China’s manufacturing activity grew for the first time in four months in March with quicker rises in output and overall new work, according to a private report released on Monday, which also showed the fastest growth in eight months.
The Caixin China General Manufacturing Purchasing Managers’ Index, which measures the manufacturing sector and is weighted toward private companies, came in at 50.8 in March, rebounding 0.9 percentage points from the previous month, Caixin magazine and research firm Markit said.
A reading above 50 signals growth while one below 50 means contraction.
The Caixin PMI is a private survey focusing on smaller businesses and offers a first glimpse into the operating environment. It is closely watched as an alternative to the official PMI.
The official PMI for March released on Sunday was 50.5, compared with 49.2 in February.
Although consistent with only a marginal pace of improvement, the Caixin index was the highest since July.
“Overall, with a more relaxed financing environment, government efforts to bail out the private sector and positive progress in Sino-US trade talks, the situation across the manufacturing sector recovered in March, and the employment situation improved greatly,” said Zhong Zhengsheng, director of macroeconomic analysis at CEBM Group.
Manufacturing production rose for the second month in a row in March. Although modest, the rate of increase was the quickest seen since last August, which was supported by a stronger rise in total new work.
The activity index includes such measures beyond actual production as new orders.
The sub-index for new orders climbed to its highest level in four months, and the gauge for new export orders returned to expansionary territory, showing that both domestic and external demand rebounded moderately, the report said.
Staffing levels at goods producers increased in March — the first expansion since October 2013. Some firms said they were hiring additional workers to support more production and new business.
Hiring also coincided with sustained signs of stretched capacity at manufacturers, as outstanding workloads continued to rise moderately.

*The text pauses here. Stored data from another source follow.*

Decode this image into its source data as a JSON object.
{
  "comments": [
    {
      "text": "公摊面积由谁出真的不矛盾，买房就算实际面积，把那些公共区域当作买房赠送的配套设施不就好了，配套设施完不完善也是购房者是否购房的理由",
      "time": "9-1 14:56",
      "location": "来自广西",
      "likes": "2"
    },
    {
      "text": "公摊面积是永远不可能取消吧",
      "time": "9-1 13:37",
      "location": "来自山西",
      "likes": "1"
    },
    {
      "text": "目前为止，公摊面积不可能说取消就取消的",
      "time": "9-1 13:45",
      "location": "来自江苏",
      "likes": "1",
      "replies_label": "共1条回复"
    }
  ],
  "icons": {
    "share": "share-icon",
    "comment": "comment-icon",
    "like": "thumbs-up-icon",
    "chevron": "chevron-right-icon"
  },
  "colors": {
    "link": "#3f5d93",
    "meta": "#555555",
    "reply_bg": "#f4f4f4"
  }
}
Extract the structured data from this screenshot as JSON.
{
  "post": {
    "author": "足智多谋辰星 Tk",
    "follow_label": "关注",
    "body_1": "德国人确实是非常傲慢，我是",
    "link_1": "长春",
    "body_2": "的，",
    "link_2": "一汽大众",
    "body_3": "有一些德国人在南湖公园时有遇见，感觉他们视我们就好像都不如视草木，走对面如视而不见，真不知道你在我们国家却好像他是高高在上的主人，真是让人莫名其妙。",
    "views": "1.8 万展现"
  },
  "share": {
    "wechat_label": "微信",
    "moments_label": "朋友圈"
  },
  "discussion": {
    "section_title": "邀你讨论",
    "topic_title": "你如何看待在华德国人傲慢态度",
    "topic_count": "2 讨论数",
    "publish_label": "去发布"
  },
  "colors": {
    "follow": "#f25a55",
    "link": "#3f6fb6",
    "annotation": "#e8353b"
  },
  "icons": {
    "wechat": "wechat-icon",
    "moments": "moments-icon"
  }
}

“Data from the National Bureau of Statistics showed unemployment in urban areas for February was the highest since early 2017, causing concerns about the job market. The situation improved significantly in March, indicating easing pressure on employment,” Zhong said.
Gauges for input costs and output charges edged into positive territory, with the latter posting a higher reading than the former, reflecting lower pressure from raw material costs, Caixin said.
Optimism toward the year-ahead outlook for production improved to a 10-month high in March, with a number of firms linking positive forecasts to expectations of further improvements to overall market conditions, the report said.
The official general PMI released on Sunday, which tracks both the manufacturing and services sectors, jumped 1.6 points to 54, indicating that the overall expansion of production and operation activities of Chinese enterprises accelerated in March, said Zhao Qinghe, senior statistician at the National Statistics Bureau.
The official manufacturing PMI rose for the first time over the past four months, up 1.3 points to 50.5 in March, while the non-manufacturing PMI advanced by 0.5 points to 54.8.